The rebates would put 600,000 to 850,000 Americans to work retrofitting 5 million homes and saving $3.3 billion in energy costs, Welch said.
Obama’s version would cost billions of dollars, not tens of billions, a senior administration official told reporters yesterday.
John Doerr, a partner at the venture capital firm Kleiner Perkins Caufield & Byers in Menlo Park, California, called for Obama to initiate the rebates at a meeting of the president’s Economic Recovery Advisory Board on Nov. 2.
“Cash for clunkers mobilized all of America’s car dealerships and caused change very rapidly,” Doerr, an early investor in Google Inc. and Amazon.com, said. “Well, the equivalent of that for home retrofits would be cash for caulkers.”

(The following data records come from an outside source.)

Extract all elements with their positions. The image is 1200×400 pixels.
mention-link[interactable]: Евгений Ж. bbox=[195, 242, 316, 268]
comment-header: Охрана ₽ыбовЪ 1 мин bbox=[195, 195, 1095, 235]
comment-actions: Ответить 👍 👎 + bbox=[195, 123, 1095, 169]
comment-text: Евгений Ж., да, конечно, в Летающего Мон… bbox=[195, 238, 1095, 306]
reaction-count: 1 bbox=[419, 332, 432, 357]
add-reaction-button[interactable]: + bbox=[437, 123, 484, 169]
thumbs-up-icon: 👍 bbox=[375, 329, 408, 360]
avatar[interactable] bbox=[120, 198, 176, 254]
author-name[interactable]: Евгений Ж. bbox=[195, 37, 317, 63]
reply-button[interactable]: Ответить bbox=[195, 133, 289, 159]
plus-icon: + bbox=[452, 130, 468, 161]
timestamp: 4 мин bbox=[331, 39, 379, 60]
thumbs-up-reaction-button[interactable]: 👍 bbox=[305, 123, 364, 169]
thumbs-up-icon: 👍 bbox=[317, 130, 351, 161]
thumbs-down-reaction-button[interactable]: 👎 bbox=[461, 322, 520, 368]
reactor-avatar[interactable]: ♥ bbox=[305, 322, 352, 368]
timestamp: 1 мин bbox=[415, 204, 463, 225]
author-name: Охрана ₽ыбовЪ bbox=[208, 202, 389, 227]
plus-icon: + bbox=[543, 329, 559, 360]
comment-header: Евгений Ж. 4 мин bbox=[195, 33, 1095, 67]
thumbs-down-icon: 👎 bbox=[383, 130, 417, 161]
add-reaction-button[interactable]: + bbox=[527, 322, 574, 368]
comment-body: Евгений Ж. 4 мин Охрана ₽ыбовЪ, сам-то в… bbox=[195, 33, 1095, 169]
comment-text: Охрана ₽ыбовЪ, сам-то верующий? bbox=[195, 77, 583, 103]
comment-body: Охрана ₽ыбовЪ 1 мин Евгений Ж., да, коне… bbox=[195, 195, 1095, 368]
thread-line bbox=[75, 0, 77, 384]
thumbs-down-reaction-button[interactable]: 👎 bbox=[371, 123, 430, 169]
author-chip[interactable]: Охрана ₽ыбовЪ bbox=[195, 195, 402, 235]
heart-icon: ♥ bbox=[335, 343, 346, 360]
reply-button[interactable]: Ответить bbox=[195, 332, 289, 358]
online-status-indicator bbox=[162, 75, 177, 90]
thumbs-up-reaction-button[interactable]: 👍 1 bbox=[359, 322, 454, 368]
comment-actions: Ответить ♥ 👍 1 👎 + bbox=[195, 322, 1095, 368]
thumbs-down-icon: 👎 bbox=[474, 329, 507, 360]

Obama also proposed expanded stimulus funding for industrial energy efficiency and clean-energy projects, such as the manufacture of wind turbines and solar panels, without saying how much would be spent.
The Energy Department and Internal Revenue Service are reviewing applications for $2.3 billion in tax credits for manufacturing renewable-energy products, fuel cells and conservation technologies.
Obama said some worthy energy proposals for funding “did not make the cut” in the $787 billion stimulus program enacted in February, because of a large number of applications.